My granddaughter is one of those 6 year olds that is head strong, and hasn’t yet realised that the world does not revolve around her. With any parent or Grandparent comes the moment when a child tests if they really have to do what they are told to do.
Leaving aside the details Mum eventually laid down the law an said you MUST apologise to grandad. Clearly a head strong 6 year old was not going to like this. I didn’t like it because what I could see was a Tactical apology. An acknowledgement that this time she had lost the battle, I suspected that I would eventually loose the war of wills, as kids have a lot more energy to put into a battle of wills than an adult. Not what I wanted, I wanted a Granddaughter that did what I said because she had faith that what I said was right.
What to do?. Here’s what I did: As she came reluctantly up to me, choking on those hated words of apology I said “You don’t have to apologise to me, unless you want to.” The look of surprise was priceless, I repeated, “I only want to apologise if you want to” . We went on to normal things, like getting ready for school. Later a very quiet apology was whispered in my ear. We have got on fabulously since.
The point to this example is we must be free to apologise of our own undertaking. If the apology is to work is releasing the built up tension. If my granddaughter had been forced to apologise she would have ben resentful, and nothing would have been resolved. By allowing her to choose she did what she felt right, and felt good about it. For me , I didn’t need an apology, I needed respect and trust, which I couldn’t force on her.

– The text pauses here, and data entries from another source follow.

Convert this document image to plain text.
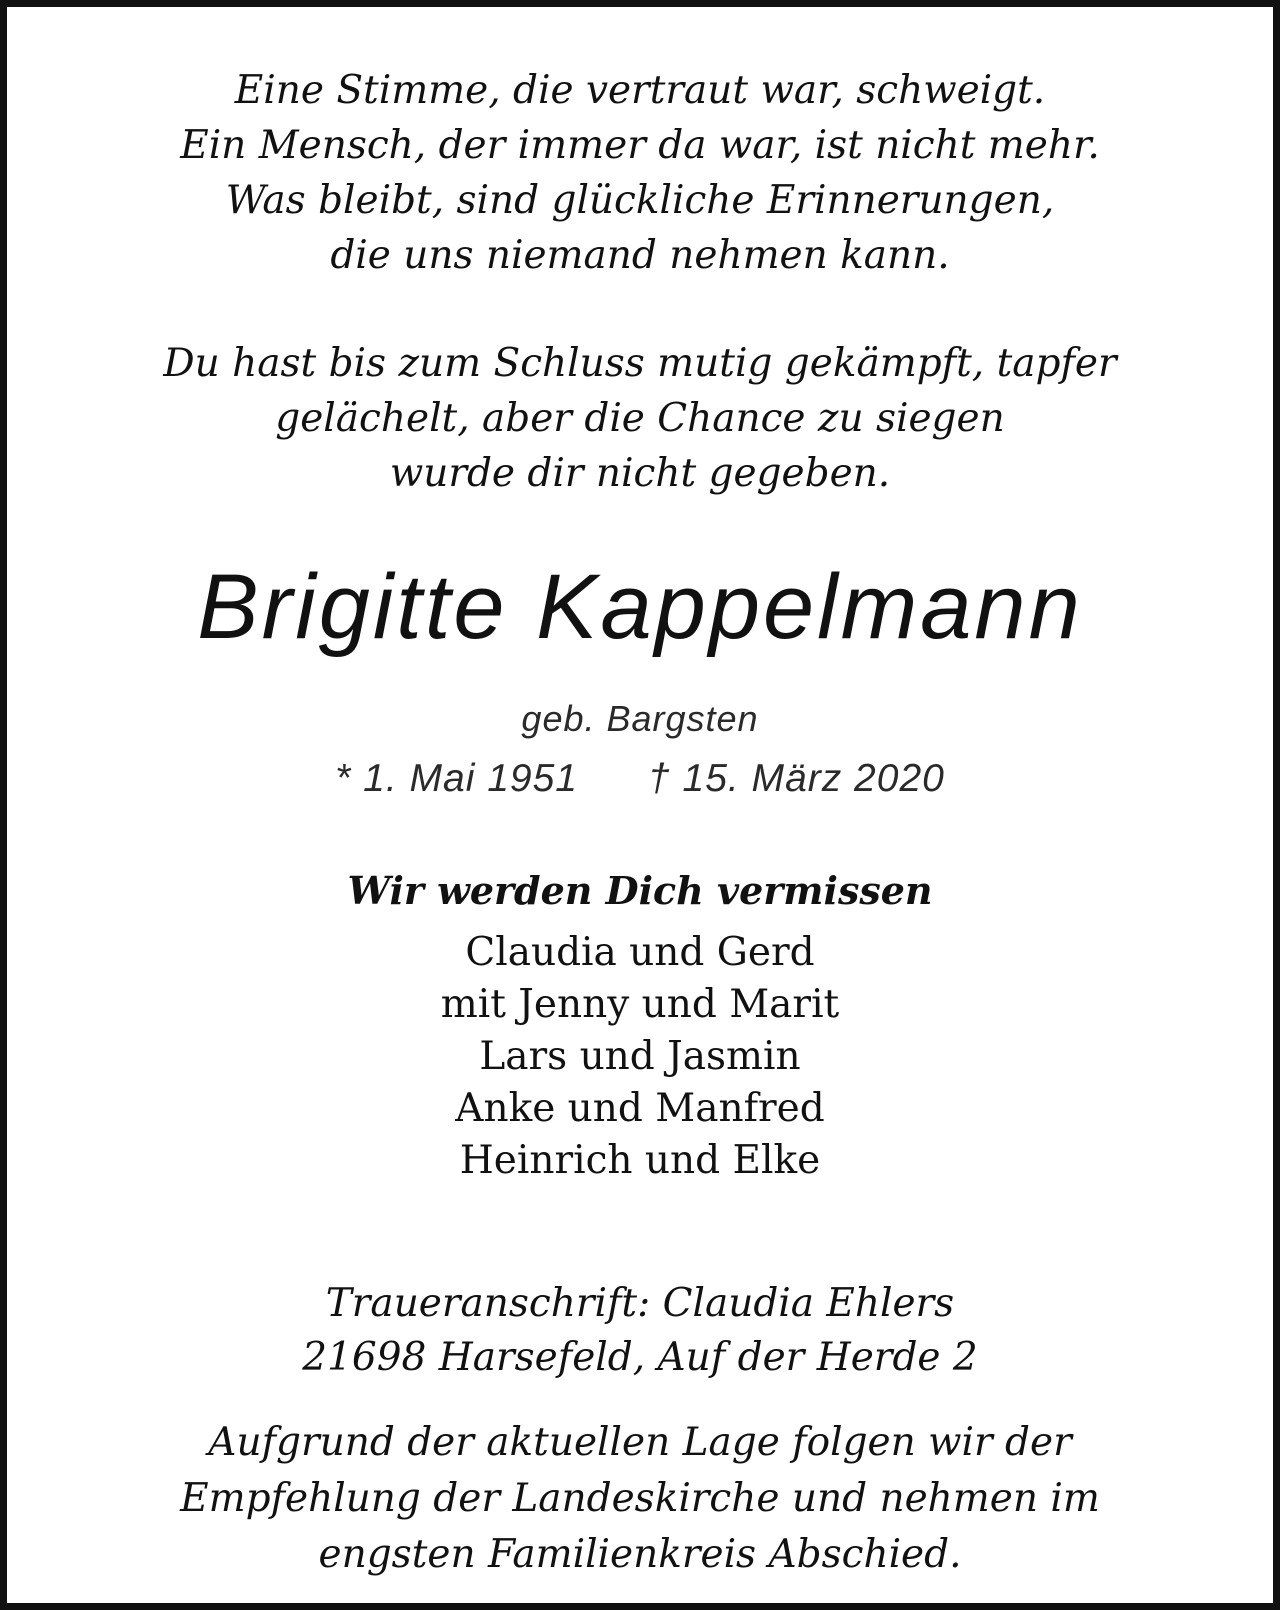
Eine Stimme, die vertraut war, schweigt.

Ein Mensch, der immer da war, ist nicht mehr.

Was bleibt, sind glückliche Erinnerungen,

die uns niemand nehmen kann.

Du hast bis zum Schluss mutig gekämpft, tapfer

gelächelt, aber die Chance zu siegen

wurde dir nicht gegeben.

Brigitte Kappelmann
geb. Bargsten
* 1. Mai 1951 † 15. März 2020
Wir werden Dich vermissen
Claudia und Gerd
mit Jenny und Marit
Lars und Jasmin
Anke und Manfred
Heinrich und Elke

Traueranschrift: Claudia Ehlers

21698 Harsefeld, Auf der Herde 2

Aufgrund der aktuellen Lage folgen wir der

Empfehlung der Landeskirche und nehmen im

engsten Familienkreis Abschied.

As a business owner, and then business coach the most important business lesson I have learnt is that all the systems in the world, all the generous schemes people offer are worthless if your people aren’t on side. Forcing an apology makes the employee feel cornered and resolves nothing. For an apology to work they must be truly regretful, other wise its lying to get out of trouble. They then resent you and the person they hurt in the first place. Look deeper before moving to the defense of some one who has been wronged. Look for the patterns of behavior, and address these, this way the apology is the outcome , not the focal point.